Crawshaw also thinks INREV’s assignment of a 40 percent maximum leverage for core as being too high. He instead proposes 0-10 percent as the ideal bracket, although, he adds, up to 30 percent would be reasonable.

He references the issue in recent years of managers quoting performance targets based upon high leverage levels, which inevitably had the potential of “skewing the risk of an investment.” Indeed, AXA’s Curlow issued a warning in a report published earlier this month to borrowers that have overused leverage to achieve a financially-geared performance as the current market correction looms.

But as rising liquidity costs force income-to-debt spreads to climb, managers will want to use less leverage to reduce volatility and risk, according to Nick Pink, chief investment officer and head of fund management at London-based manager Barings Real Estate. He views a core return as being in the 5-7 percent range, achievable over the medium term, with the majority of this return generating from income.

Closing the gap

As the market became more illiquid, another cause of the grey area between prime and secondary definitions stemmed from the narrowing of the difference in pricing between prime and secondary real estate.

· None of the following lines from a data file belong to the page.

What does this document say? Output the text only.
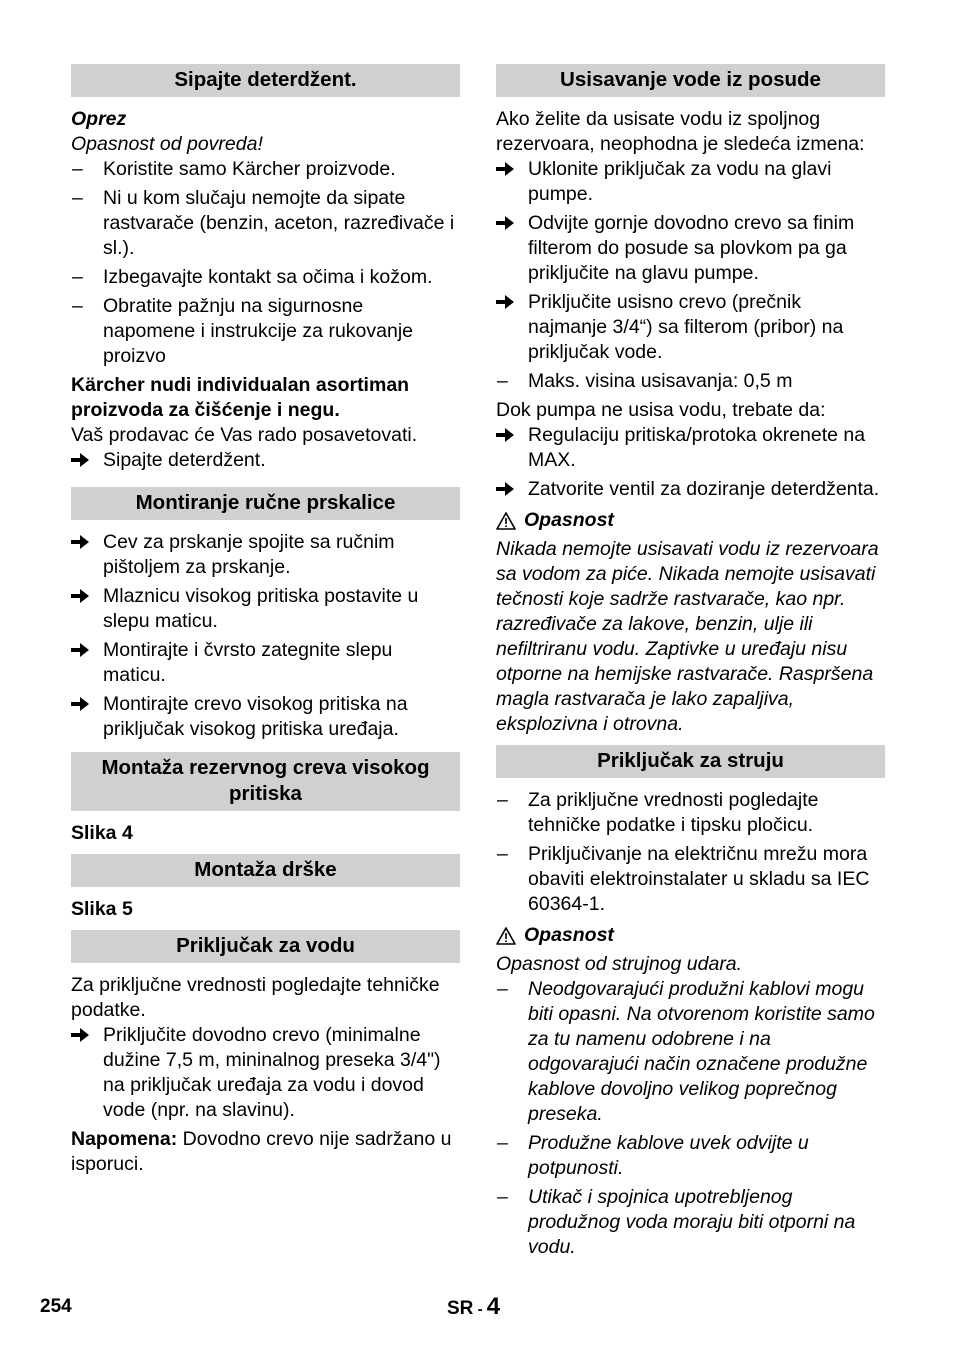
Sipajte deterdžent.

Oprez

Opasnost od povreda!

–	Koristite samo Kärcher proizvode.
–	Ni u kom slučaju nemojte da sipate rastvarače (benzin, aceton, razređivače i sl.).
–	Izbegavajte kontakt sa očima i kožom.
–	Obratite pažnju na sigurnosne napomene i instrukcije za rukovanje proizvo

Kärcher nudi individualan asortiman proizvoda za čišćenje i negu.

Vaš prodavac će Vas rado posavetovati.

Sipajte deterdžent.
Montiranje ručne prskalice
Cev za prskanje spojite sa ručnim pištoljem za prskanje.
Mlaznicu visokog pritiska postavite u slepu maticu.
Montirajte i čvrsto zategnite slepu maticu.
Montirajte crevo visokog pritiska na priključak visokog pritiska uređaja.
Montaža rezervnog creva visokog pritiska

Slika 4

Montaža drške

Slika 5

Priključak za vodu

Za priključne vrednosti pogledajte tehničke podatke.

Priključite dovodno crevo (minimalne dužine 7,5 m, mininalnog preseka 3/4") na priključak uređaja za vodu i dovod vode (npr. na slavinu).

Napomena: Dovodno crevo nije sadržano u isporuci.

Usisavanje vode iz posude

Ako želite da usisate vodu iz spoljnog rezervoara, neophodna je sledeća izmena:

Uklonite priključak za vodu na glavi pumpe.
Odvijte gornje dovodno crevo sa finim filterom do posude sa plovkom pa ga priključite na glavu pumpe.
Priključite usisno crevo (prečnik najmanje 3/4“) sa filterom (pribor) na priključak vode.
–	Maks. visina usisavanja: 0,5 m

Dok pumpa ne usisa vodu, trebate da:

Regulaciju pritiska/protoka okrenete na MAX.
Zatvorite ventil za doziranje deterdženta.
Opasnost

Nikada nemojte usisavati vodu iz rezervoara sa vodom za piće. Nikada nemojte usisavati tečnosti koje sadrže rastvarače, kao npr. razređivače za lakove, benzin, ulje ili nefiltriranu vodu. Zaptivke u uređaju nisu otporne na hemijske rastvarače. Raspršena magla rastvarača je lako zapaljiva, eksplozivna i otrovna.

Priključak za struju
–	Za priključne vrednosti pogledajte tehničke podatke i tipsku pločicu.
–	Priključivanje na električnu mrežu mora obaviti elektroinstalater u skladu sa IEC 60364-1.
Opasnost

Opasnost od strujnog udara.

–	Neodgovarajući produžni kablovi mogu biti opasni. Na otvorenom koristite samo za tu namenu odobrene i na odgovarajući način označene produžne kablove dovoljno velikog poprečnog preseka.
–	Produžne kablove uvek odvijte u potpunosti.
–	Utikač i spojnica upotrebljenog produžnog voda moraju biti otporni na vodu.
254	SR - 4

While 2006-09 saw spreads compressing between core and non-core at around 50 basis points to 80bps, depending on the market, the prime versus secondary compression immediately pre-covid saw spreads remain wider at margins of between 120bps and 180bps, according to Pink.

He stresses the gap had not only closed between pricing in core locations and fringe markets, but also between pricing in gateway cities and supposedly second tier locations. But the quest for yield and lack of prime real estate for sale now means assets that are ready to “redevelop” back to prime have seen prices move closer to prime levels.

The definition of prime lost its way over recent years, particularly in markets where a lack of stabilised, conventionally-labelled prime assets has led to the risk premium for forward-funding assets disappearing. Forced to find deals elsewhere, investors moved outside of traditional, more established “core” city locations and into sub-markets. But, once again, the pricing disparity between these two locations – core and non-core – was converging.

With the impact of covid-19 to contend with now, a retrenching to familiar definitions of prime is a natural step for the market. As Curlow says, now we will see a “narrowing for a much more discriminating list of attributes to define what a prime building is.”